What is the level of service your customer is willing to pay for?

In moments of crisis such as this that we, as a society, are living we are urged to discuss what we want to receive from the government in terms of products and services. It will be the answer to this fundamental question that will define the size of the government and therefore its cost. As companies we are, equally, urged to question ourselves what we will offer to our customers. And, as a result, discover if the customers that we serve are willing to pay for them.

The Business Model is the basis over which a company is built. It must be understood as the rational whereby an organization creates, delivers and captures value. This rational is comprised of the following four basic elements:

Infrastructure: critical capacities, processes and people;
Offering: the value proposal, or the benefits offered to the customers at a given price;
Clients: who are them and how to start, develop and maintain a relationship with them; and
Finances: the difference between the generated income with the customers and the costs to offer and distribute the products and services. This is the sustainability test of the model.

Understand a company’s business model is the starting point of the path to success as by doing that one will be forced to identify its competencies and advantages and be sure that may offer value to the elected customers.

A successful example of understanding and practice of business model may be seen in a company operating in a sector in which is tough to be profitable, the air transportation of passengers. The leadership of this company focused on delivering only those attributes valued by the targeted group of clients: low price tickets, punctuality, few flight cancelations and few lost luggage. And on that they were “fundamentalists”, to the point of being truculent with their customers. A famous statement of the company’s CEO was along these lines: “Our customer service is different than that of any other company in our sector that has that image of ‘We want to kneel before you so that you may pass over us, the customer is always right’ and all this non sense.” Shocking, no?

The company, since then and after be involved in many controversies has become more “customer-friendly”. And it continues to be extremely lucrative.

So in summary, what this company offers?

  1. Value Proposition: Low ticket (-75% below competition); punctuality; few flight cancellations; few lost luggage.
  2. Critical capacities: low cost; few amenities (no free food, no connections); short routes and point to point (medium sized cities and secondary airports); standardized airplanes; “extra” charges (for check-in at the airport; for paying with credit card; fees over car rental, bus tickets and hotels). The vision is that in the long run tickets will tend to have a “zero” price, being funded by “extras”.
  3. Clients: low budget; young; light travelers (without luggage), including executives.

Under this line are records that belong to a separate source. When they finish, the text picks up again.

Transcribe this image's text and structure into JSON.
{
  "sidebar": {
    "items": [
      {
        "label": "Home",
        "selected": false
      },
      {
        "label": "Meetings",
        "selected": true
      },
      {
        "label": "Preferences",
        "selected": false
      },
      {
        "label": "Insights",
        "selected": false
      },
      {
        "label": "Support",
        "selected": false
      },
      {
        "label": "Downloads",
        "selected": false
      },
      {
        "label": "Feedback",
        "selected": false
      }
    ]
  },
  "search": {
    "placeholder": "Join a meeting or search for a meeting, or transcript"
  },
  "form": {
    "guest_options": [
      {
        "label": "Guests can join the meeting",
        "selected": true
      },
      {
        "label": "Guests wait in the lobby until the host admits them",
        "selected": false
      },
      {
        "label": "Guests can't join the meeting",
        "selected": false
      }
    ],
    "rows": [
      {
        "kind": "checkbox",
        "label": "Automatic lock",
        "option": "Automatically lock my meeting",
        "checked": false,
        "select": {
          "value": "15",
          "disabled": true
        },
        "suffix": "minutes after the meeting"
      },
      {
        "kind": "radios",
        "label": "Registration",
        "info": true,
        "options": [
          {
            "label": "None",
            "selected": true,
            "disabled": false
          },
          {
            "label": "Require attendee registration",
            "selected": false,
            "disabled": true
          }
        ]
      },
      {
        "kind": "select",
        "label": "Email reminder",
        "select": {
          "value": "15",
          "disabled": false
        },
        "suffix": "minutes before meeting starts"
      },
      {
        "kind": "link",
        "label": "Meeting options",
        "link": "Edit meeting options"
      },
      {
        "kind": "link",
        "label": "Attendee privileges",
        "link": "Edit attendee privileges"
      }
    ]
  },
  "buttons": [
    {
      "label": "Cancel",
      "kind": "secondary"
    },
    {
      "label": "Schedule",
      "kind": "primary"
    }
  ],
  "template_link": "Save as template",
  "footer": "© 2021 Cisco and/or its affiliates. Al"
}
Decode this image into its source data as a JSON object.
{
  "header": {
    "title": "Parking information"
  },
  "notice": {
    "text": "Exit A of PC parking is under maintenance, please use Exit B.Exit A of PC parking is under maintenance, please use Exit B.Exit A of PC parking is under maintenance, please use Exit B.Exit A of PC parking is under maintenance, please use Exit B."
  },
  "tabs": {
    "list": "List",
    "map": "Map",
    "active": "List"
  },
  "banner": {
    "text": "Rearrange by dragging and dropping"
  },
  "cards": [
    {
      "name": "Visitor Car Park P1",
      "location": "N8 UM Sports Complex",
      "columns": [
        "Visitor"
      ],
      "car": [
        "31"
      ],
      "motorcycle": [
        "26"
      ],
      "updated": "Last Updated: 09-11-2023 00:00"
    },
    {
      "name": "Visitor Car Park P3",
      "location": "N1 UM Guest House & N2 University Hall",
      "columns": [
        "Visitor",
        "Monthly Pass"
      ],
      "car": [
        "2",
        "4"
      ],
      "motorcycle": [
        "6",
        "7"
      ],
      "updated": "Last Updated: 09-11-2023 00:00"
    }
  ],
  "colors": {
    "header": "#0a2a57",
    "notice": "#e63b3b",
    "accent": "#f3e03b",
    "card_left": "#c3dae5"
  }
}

In Brazil such called “low cost” airlines have difficulties in replicating such a model!

And what is the relation of the above with customer service? Everything, as it is necessary to understand the company’s available competencies (knowledge, processes and technology) and departing from that design the benefits to be offered having as a limit the cost/price.

In the end the price that the customer is willing to pay will define what they really can receive in return!